Entry from November 30, 2009

According to today’s New York Times “senior administration officials” — that is, the administration’s designated leakers — are saying that, “President Obama plans to lay out a time frame for winding down the American involvement in the war in Afghanistan when he announces his decision this week to send more forces.” In case it sounds to you the tiniest bit confusing to announce “more forces” and “winding down” simultaneously, that just shows you don’t know very much about the higher strategic thinking. For what is being advertised here is the now-famous “exit strategy,” an idea which dates back to the Vietnam era and was popularized by General Colin Powell at the time of the first Gulf War as part of what has since been called “The Powell Doctrine.” The “exit strategy” was, along with “broad international support,” one of two additions the General made to the earlier “Weinberger Doctrine” which laid down a series of stringent conditions for the deployment of American forces abroad.

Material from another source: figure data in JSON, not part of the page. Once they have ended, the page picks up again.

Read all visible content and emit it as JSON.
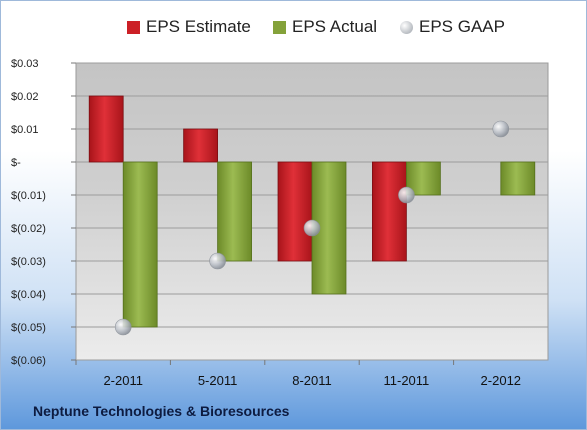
{
  "chart_data": {
    "type": "bar",
    "categories": [
      "2-2011",
      "5-2011",
      "8-2011",
      "11-2011",
      "2-2012"
    ],
    "series": [
      {
        "name": "EPS Estimate",
        "values": [
          0.02,
          0.01,
          -0.03,
          -0.03,
          null
        ],
        "color": "#cc2026"
      },
      {
        "name": "EPS Actual",
        "values": [
          -0.05,
          -0.03,
          -0.04,
          -0.01,
          -0.01
        ],
        "color": "#84a23a"
      },
      {
        "name": "EPS GAAP",
        "values": [
          -0.05,
          -0.03,
          -0.02,
          -0.01,
          0.01
        ],
        "color": "#b9bec6",
        "marker": "sphere"
      }
    ],
    "ylim": [
      -0.06,
      0.03
    ],
    "yticks": [
      0.03,
      0.02,
      0.01,
      0,
      -0.01,
      -0.02,
      -0.03,
      -0.04,
      -0.05,
      -0.06
    ],
    "ytick_labels": [
      "$0.03",
      "$0.02",
      "$0.01",
      "$-",
      "$(0.01)",
      "$(0.02)",
      "$(0.03)",
      "$(0.04)",
      "$(0.05)",
      "$(0.06)"
    ],
    "grid": true,
    "legend_position": "top"
  },
  "footer": {
    "company": "Neptune Technologies & Bioresources"
  }
}
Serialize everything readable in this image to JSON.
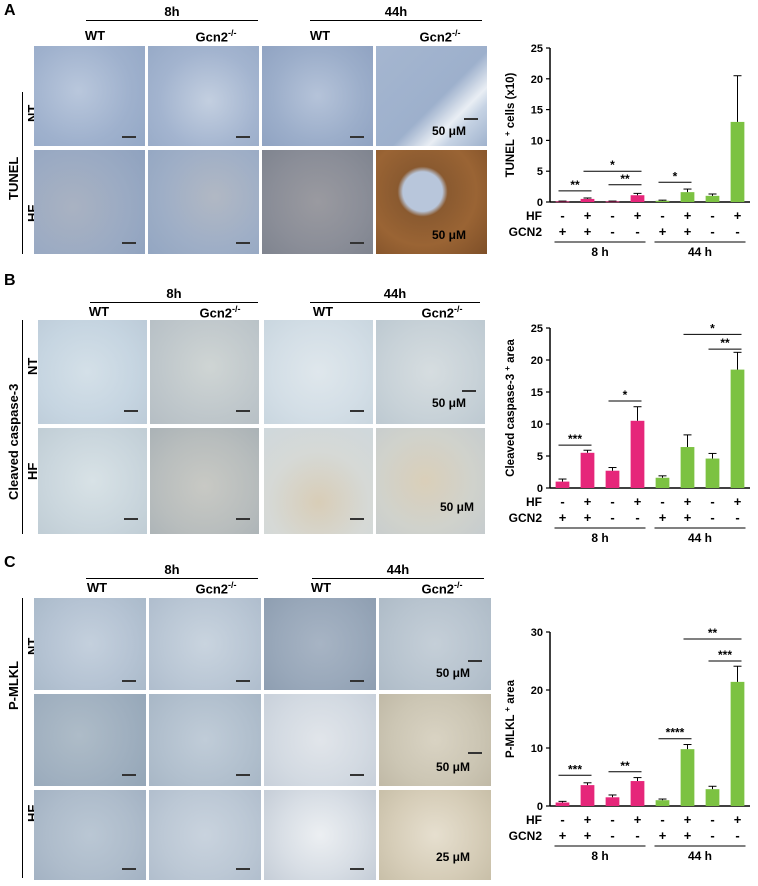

The need for an exit strategy was quite a new thing in the annals of war. The exit strategy of Churchill and Roosevelt in World War II was to win it. Once the enemy surrenders, the exiting part pretty much takes care of itself. This also works from the other end. If victory looks like taking too much trouble and effort, surrender is the surest and most reliable sort of exit strategy, though its side effects are not always so desirable. General Douglas MacArthur took this old-fashioned view of war when he was commanding the United Nations’ forces in Korea in 1951. “In war, there is no substitute for victory,” he was famous for saying. President Harry Truman sacked him for it, and so invented the need for exit strategies short of victory.


Unfortunately, President Truman had neglected to provide himself with an exit strategy of his own. That part of the story is largely forgotten now that the story of the dismissal of MacArthur is universally celebrated as a re-assertion of civilian authority over military commanders who have become too big for their britches. But Harry Truman’s lack of an exit strategy was bequeathed to Lyndon Johnson and later Richard Nixon in Vietnam, with consequences so disastrous as to have inspired the ex-Vietnam War officer General Powell — as he was later to become — to invent the Powell Doctrine twenty years and more later. The trouble with that Doctrine, now itself nearly 20 years old, was that its author never provided an example of an effective exit strategy that might have guided those, including himself, who planned the wars in Afghanistan and Iraq during the George W. Bush administration.


In other words, the idea of an “exit strategy” sounded good as part of a plan to avoid two, three, many Vietnams, but it turned out that no one quite knew what one was. It seemed to rule out victory ex hypothesi, but it never managed to come up with that substitute for victory which General MacArthur long ago warned did not exist. Could it be that he was right all along? Surely not! Surely President Obama must have followed the recommendation of his supporter and the doctrine’s inventor, General Powell, and taken so much time over his decision about increasing troop strength in Afghanistan because, as the Times intimates, it has taken him this long to figure out once and for all what that hitherto chimerical beast of an “exit strategy” actually is.


I don’t know about you, but I can hardly wait until tomorrow evening’s speech from West Point — where General MacArthur was once commandant and where he gave his most famous speech about “Duty, Honor, Country” — to have this mystery cleared up. According to Jake Tapper, President Bush’s first Secretary of State told his successor: “Mr. President, don”t get pushed by the left to do nothing; don’t get pushed by the right to do everything. You take your time and you figure it out.” So I guess we know that it will be — no big surprises here — a moderate solution. The only hint we get from the Times’s leakers is that the President intends “to convey how he intends to turn the fight over to the Kabul government.” If you find that re-assuring, you may have forgotten that it was precisely this exit strategy — a middle course of escalation between the then-famous “doves” and “hawks” and the “Vietnamization” of the war — that Presidents Johnson and Nixon chose back in the day. But I’m sure it will work this time. Aren’t you?